Endpoint Conclusion: No adverse effect observed (negative)

Justification for classification or non-classification

Representative tri-, tetra- and pentavalent vanadium substances have been verified unequivocally in vitro to be void of gene mutation activity both in bacterial as well as mammalian in-vitro cell systems.Testing in bacteria reverse mutation assays, although of limited relevance for metals (HERAG, 2007), also yield negative results. Negative as well as positive results were obtained in clastogenicity assays in vitro. However, these in vitro studies of effects upon eukaryotic cells in vitro employed high concentrations of soluble vanadium producing significant levels of cytotoxicity and only weak genotoxic responses. A central issue that requires resolution is whether such in vitro results have physiological relevance by virtue of the mechanisms involved or the concentrations required to produce effects.
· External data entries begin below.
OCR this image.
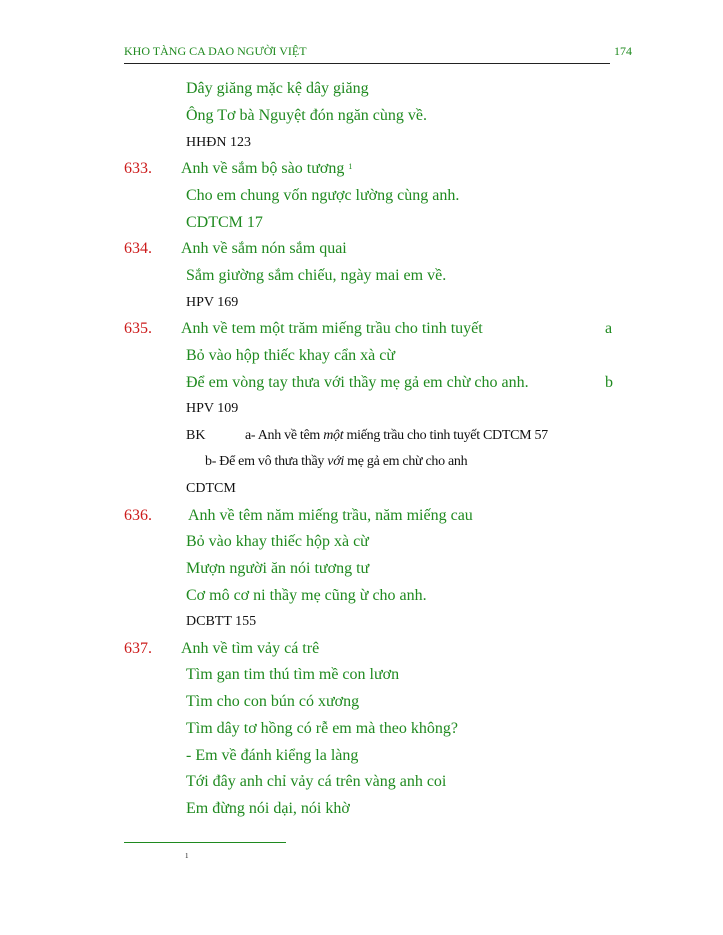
KHO TÀNG CA DAO NGƯỜI VIỆT	174
Dây giăng mặc kệ dây giăng
Ông Tơ bà Nguyệt đón ngăn cùng về.
HHĐN 123
633. Anh về sắm bộ sào tương $^1$
Cho em chung vốn ngược lường cùng anh.
CDTCM 17
634. Anh về sắm nón sắm quai
Sắm giường sắm chiếu, ngày mai em về.
HPV 169
635. Anh về tem một trăm miếng trầu cho tinh tuyết	a
Bỏ vào hộp thiếc khay cẩn xà cừ
Để em vòng tay thưa với thầy mẹ gả em chừ cho anh.	b
HPV 109
BK	a- Anh về têm một miếng trầu cho tinh tuyết CDTCM 57
b- Để em vô thưa thầy với mẹ gả em chừ cho anh
CDTCM
636. Anh về têm năm miếng trầu, năm miếng cau
Bỏ vào khay thiếc hộp xà cừ
Mượn người ăn nói tương tư
Cơ mô cơ ni thầy mẹ cũng ừ cho anh.
DCBTT 155
637. Anh về tìm vảy cá trê
Tìm gan tim thú tìm mề con lươn
Tìm cho con bún có xương
Tìm dây tơ hồng có rễ em mà theo không?
- Em về đánh kiểng la làng
Tới đây anh chỉ vảy cá trên vàng anh coi
Em đừng nói dại, nói khờ
1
For example, induction of genotoxic effects in cultured cells at dissolved vanadium concentrations in the µM or mM range would have limited relevance to in vivo exposures wherein the concentration of vanadium available for transfer to the soft tissues is in the nM range or lower.

 

In vitro assays for cytogenetic changes conducted with metals are quite often positive, even with some indications that aneuploidy induction may be common. Conversely, upon in vivo testing, most metals with very few exceptions yield negative results, leading to the conclusion that the in vitro results should not be over-interpreted since unphysiologically high concentrations as obtainable in in vitro test systems do not mirror in vivo physiological conditions. This is verified by a study conducted by NTP (2002) involving in vivo exposure to a V2O5 aerosol for 3 months which failed to elicit any clastogenic effects in mice.

 

Vanadium substances may express some clastogenicity in vitro, this occurs only at unphysiologically high concentrations and via mechanisms that appear to lack physiological relevance, and is not mirrored in a corresponding in vivo (RL=1) assay. Extrapolation of the effects of soluble vanadium substances to "slags, steelmaking, vanadium" is further complicated by its sparingly soluble nature. In conclusion, based upon a weight of evidence evaluation, genotoxicity is not an endpoint appropriate to be carried forward to risk characterisation. Similarly, classification of "slags, steelmaking, vanadium" with respect to mutagenic potential does not appear to be supported.Thus, according to Directive EEC 67/548 and to EC Regulation No. 1272/2008, "slags, steelmaking, vanadium" should not be considered to have a mutagenic potential, and hence no classification or labelling is required.

 

Based on the available weight-of-evidence, and considering guideline-conform studies conducted under GLP both in vitro as well as in vivo, slags, steelmaking, vanadium should be considered void of genotoxicity.